I made up my mind that I would get up every morning @ 5:00am before work to spend time with the Lord. Now how long have I been consistent about that’s…..another story lol However, I had been going through some tough resistance from the enemy manifesting in anxiety, worry, doubt, condemnation you could name it but woke up late. Darn it thanks for hitting the alarm Nana! lol Jumping out of bed all discombobulated and having only 45 minutes I knew that I needed to press in no matter this day. I came into our secret place ( my closet) worship and my alone time with the Lord now feeling a little uneasy honestly with just a lot on my mind. Lately it seem I had not been able to really connect deeply with him especially during worship. I sat there with my lips singing the songs but, with my mind thinking of how uncomfortable the way I was sitting, how he probably thinks my breath wasn’t so fresh because I had just got up out didn’t brush my teeth, that maybe I didn’t smell so great because I hadn’t taken a shower yet, then mad at myself because I wasn’t even focusing on him at all. Which got me thinking maybe I should’ve taken a shower, read my bible then worshiped. Oooh or maybe I should’ve not worship and go right to prayer because I didn’t have enough time. Yes, All of these thoughts running through my mind as I am singing. I felt like Pricilla Shirer in the movie ” War Room” .The scene where she is setting up her closet as a “War Room” trying to getting comfortable figuring out which way to sit, what chair, how to pray, what to read just getting all worked up for nothing as she was trying to get right in his presence . Lol
Then finally a break through I got the most beautiful impression in my heart, as I was worshipping I saw my little niece Naomi, who is cutest bow legged one year old walking towards me in a dirty diaper and bib. As she is taking her first few steps reaching out for me and I was reaching out my hands to grab her. Then the Lord shared with me, You see how your heart flutters in anticipation to grab her as she reaches out for even when she looks dirty. That’s how I see you, that’s how I see all my children. I long for you and love you right where you are just come to me. The more dirty and uncomfortable you feel that is even the more reason I want to hold you and clean you up with my Love. So come to me don’t let anything ever stop you from coming to me. Then I saw myself as child with a beautiful white dress with ruffles with my arms around my heavenly father neck and my head resting on his shoulder. I burst into tears, with my heart completely melted and the heaviness completely lifted because of the consuming Love of our amazing father.
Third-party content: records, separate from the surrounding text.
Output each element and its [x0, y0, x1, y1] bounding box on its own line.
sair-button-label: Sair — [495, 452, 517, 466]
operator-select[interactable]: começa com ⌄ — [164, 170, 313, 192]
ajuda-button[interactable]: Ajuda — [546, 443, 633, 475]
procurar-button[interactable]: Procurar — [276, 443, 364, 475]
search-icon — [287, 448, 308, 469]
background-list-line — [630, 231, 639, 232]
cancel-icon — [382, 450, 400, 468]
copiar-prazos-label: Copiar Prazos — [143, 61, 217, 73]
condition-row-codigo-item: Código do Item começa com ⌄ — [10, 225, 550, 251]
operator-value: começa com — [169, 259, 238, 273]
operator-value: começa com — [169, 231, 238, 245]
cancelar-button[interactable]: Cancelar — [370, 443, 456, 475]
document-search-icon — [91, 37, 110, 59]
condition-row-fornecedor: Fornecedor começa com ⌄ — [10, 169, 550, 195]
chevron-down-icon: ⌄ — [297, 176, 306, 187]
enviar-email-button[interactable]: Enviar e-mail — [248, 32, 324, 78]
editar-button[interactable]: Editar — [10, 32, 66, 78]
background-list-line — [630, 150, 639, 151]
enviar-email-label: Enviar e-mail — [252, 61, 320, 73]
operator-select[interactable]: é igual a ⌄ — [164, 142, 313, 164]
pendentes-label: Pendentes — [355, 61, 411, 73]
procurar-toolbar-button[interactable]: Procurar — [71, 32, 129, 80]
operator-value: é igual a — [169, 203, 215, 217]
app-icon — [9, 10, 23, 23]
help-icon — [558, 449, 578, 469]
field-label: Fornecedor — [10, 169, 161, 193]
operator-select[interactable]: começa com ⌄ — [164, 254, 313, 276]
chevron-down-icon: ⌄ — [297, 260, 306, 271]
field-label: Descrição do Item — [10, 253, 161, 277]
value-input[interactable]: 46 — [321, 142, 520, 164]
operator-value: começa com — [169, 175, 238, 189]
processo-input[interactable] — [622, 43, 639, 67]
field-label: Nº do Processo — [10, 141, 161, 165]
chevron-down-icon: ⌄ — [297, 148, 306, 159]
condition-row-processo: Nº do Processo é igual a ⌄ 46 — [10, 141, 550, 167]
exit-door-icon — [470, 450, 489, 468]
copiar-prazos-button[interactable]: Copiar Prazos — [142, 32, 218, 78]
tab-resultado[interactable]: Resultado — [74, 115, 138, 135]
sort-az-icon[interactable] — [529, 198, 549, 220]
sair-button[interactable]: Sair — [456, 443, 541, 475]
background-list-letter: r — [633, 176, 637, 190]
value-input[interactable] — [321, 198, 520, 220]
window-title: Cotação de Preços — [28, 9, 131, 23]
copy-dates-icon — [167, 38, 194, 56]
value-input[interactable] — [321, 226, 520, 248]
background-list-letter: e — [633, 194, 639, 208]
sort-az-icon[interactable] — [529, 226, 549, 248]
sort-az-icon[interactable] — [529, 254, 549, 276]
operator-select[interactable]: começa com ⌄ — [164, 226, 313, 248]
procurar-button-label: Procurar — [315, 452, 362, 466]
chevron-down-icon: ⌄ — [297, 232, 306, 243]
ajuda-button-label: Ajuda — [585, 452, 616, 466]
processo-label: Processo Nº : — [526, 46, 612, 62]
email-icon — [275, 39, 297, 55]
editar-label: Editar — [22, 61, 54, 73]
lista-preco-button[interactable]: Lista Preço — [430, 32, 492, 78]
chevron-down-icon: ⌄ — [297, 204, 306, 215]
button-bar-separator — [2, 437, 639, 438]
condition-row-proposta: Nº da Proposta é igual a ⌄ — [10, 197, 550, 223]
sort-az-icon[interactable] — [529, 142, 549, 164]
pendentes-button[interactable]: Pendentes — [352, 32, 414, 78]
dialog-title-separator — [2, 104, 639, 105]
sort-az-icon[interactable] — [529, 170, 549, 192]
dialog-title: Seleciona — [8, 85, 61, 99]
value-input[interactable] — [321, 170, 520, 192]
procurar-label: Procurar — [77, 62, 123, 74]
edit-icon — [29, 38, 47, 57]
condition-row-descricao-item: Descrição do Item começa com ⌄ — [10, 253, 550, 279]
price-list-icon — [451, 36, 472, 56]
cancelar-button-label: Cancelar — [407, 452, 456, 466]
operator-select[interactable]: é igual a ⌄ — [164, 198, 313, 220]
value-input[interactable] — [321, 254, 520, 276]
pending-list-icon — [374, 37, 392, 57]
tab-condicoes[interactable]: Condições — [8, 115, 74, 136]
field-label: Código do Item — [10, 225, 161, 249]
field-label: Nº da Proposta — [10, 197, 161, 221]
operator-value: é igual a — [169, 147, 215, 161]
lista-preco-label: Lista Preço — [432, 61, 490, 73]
And I am convinced that nothing can ever separate us from God’s love. Neither death nor life, neither angels nor demons, neither our fears for today nor our worries about tomorrow—not even the powers of hell can separate us from God’s love. 39 No power in the sky above or in the earth below—indeed, nothing in all creation will ever be able to separate us from the love of God that is revealed in Christ Jesus our Lord
I began to think to myself how so many others have come to feel they are not good enough to go before the presence of God. That they are not spiritual enough, they’ve been away from God too long so he has to be mad at them. They feel so dirty physically or spiritually because of where they are, what they have done and where they have been. As they carry condemnation and guilt where ever they go. Or, that there is a specific place and posture you have to get too to come into his presence and talk to him. Yet, God sees each and every single one of us as his beloved children. Dirty before him but when we set our gaze on him and began to take steps toward his direction. His heart explodes with Love and anticipation every time. Like we cant even imagine, as he’s been patiently waiting so long for this moment for us to come back to him. So we can be refreshed, cleaned up, made whole and loved on in his presence. So come to him right where you are he longs to pick you up and hold you in his arms!